As noted above, there are a few different routes you can take at quarterback. I have essentially narrowed my pool down to three players and they are listed as very different price points. Lamar Jacksonis the safest play, but he’s the most expensive. Patrick Mahomes offers a similar ceiling as Jackson and is cheaper, but he doesn’t have the same floor. And finally, Russell Wilson is the cheapest of the three and has the lowest median projection. It all comes down to roster construction on each of the respective sites. Pricing is a little softer on FanDuel, so I’l more likely to play Jackson or Mahomes over there. Assuming value doesn’t open up on DraftKings, I will likely end up on Wilson. To be honest, all of the running backs getting hurt in Seattle might be a blessing in disguise for the Seahawks. Wilson had 48 touches (pass attempts + rush attempts) in Week 17 and had 39 in the Wild Card round. They have no choice but to put the ball in his hands, which is great news for his fantasy production.

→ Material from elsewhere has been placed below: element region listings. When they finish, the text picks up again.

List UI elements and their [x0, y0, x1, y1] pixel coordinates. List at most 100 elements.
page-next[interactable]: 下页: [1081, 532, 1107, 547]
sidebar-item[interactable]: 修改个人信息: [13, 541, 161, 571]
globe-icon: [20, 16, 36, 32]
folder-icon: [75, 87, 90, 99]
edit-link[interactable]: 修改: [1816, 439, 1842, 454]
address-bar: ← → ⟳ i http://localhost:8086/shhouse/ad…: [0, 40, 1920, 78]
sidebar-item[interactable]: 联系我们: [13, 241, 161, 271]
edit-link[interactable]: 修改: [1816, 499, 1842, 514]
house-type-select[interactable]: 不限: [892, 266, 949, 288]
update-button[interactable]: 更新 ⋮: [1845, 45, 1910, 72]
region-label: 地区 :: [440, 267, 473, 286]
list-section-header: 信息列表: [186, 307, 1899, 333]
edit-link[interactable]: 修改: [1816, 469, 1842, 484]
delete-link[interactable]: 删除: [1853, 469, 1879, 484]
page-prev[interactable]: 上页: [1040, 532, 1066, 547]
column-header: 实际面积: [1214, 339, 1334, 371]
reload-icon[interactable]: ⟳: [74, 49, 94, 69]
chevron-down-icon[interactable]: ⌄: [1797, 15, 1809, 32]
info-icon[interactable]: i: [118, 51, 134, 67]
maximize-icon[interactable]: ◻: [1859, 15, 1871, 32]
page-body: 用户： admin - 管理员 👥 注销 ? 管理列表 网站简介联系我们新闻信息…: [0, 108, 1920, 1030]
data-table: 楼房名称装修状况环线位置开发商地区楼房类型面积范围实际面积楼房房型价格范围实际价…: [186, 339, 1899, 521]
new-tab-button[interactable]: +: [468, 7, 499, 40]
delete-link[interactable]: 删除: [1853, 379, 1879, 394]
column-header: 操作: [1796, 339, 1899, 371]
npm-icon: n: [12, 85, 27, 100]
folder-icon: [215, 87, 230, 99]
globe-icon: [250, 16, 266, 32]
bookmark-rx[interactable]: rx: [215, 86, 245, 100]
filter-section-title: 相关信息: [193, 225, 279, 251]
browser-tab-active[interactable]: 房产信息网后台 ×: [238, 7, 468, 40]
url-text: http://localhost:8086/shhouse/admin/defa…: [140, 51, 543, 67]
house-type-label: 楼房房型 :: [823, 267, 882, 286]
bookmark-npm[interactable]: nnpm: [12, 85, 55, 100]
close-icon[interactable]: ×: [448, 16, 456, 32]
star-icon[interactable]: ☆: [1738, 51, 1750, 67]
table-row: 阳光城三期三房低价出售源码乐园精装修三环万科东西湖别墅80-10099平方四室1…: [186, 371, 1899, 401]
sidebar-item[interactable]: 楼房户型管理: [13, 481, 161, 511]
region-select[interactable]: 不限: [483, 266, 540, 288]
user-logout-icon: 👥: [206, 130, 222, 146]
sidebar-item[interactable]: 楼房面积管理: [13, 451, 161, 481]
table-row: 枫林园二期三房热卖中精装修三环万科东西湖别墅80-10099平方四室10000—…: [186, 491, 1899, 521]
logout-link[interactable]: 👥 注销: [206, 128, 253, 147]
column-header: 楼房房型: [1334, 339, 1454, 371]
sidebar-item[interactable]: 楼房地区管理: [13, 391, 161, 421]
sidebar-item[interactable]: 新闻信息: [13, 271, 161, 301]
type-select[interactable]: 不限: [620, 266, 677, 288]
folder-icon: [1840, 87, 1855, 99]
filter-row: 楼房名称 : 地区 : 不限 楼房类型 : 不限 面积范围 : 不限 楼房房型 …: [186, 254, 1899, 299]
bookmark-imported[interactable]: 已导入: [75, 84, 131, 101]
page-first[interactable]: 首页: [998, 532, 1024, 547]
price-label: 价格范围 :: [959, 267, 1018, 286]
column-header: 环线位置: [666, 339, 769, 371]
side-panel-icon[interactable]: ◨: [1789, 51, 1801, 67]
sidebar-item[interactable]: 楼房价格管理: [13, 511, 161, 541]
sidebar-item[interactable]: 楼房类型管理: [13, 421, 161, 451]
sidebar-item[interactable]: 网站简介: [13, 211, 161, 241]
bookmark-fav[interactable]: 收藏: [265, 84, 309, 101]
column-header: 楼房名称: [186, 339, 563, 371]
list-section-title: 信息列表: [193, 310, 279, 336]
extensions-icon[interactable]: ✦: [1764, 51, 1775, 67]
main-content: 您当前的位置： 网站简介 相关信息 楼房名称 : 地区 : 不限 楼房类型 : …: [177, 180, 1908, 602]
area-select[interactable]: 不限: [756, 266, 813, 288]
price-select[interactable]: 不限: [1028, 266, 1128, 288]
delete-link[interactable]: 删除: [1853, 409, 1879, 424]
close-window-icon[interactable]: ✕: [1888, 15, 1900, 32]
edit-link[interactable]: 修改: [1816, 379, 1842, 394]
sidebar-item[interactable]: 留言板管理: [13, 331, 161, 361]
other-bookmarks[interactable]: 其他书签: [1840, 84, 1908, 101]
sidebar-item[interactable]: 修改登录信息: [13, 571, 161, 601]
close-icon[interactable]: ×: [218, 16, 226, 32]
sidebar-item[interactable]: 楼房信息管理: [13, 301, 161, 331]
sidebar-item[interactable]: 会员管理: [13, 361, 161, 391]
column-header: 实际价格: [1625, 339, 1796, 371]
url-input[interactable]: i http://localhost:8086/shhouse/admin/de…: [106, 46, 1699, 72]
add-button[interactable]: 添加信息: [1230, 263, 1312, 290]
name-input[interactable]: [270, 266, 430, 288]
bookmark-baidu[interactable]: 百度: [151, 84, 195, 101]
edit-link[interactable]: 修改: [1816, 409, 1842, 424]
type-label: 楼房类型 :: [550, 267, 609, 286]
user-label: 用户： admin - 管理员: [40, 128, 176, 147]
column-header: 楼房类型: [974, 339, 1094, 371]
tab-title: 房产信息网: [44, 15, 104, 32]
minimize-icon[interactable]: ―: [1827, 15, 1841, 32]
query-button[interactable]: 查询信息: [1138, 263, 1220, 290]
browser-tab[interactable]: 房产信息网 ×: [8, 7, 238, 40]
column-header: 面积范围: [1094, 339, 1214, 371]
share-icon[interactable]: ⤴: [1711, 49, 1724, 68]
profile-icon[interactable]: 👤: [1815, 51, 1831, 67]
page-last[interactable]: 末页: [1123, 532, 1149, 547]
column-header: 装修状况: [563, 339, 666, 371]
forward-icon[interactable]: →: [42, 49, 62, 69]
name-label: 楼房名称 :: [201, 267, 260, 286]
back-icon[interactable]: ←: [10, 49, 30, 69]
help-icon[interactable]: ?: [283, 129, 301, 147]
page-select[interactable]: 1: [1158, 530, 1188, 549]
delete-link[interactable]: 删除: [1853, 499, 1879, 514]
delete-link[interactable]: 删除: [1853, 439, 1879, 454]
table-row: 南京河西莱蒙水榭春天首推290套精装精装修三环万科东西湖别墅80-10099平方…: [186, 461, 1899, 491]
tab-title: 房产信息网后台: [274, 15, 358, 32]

Tight end is similar to quarterback in that there are good spends and good values. It comes down to roster construction on each of the respective sites. On FanDuel, it’s much easier to spend up at the position. Pricing is a little softer over there and there isn’t a big gap in pricing between the expensive and cheap tight ends. While I still like Travis Kelce in this spot, I am already rostering Williams, Hill, and potentially Mahomes on FanDuel. For that reason, I expect to land on George Kittle. The Vikings have been tough on tight ends, but Kittle is on another level. On DraftKings, I am having a tough time finding room for Kelce or Kittle. If we go to the value range, the two that stand out are Jacob Hollister and Jimmy Graham. Russell Wilson trusts Hollister in the redzone and this is a better matchup than last week. Graham is only $3,300, he’s a redzone threat, and the Seahawks are ranked 31st in fantasy points allowed to tight ends.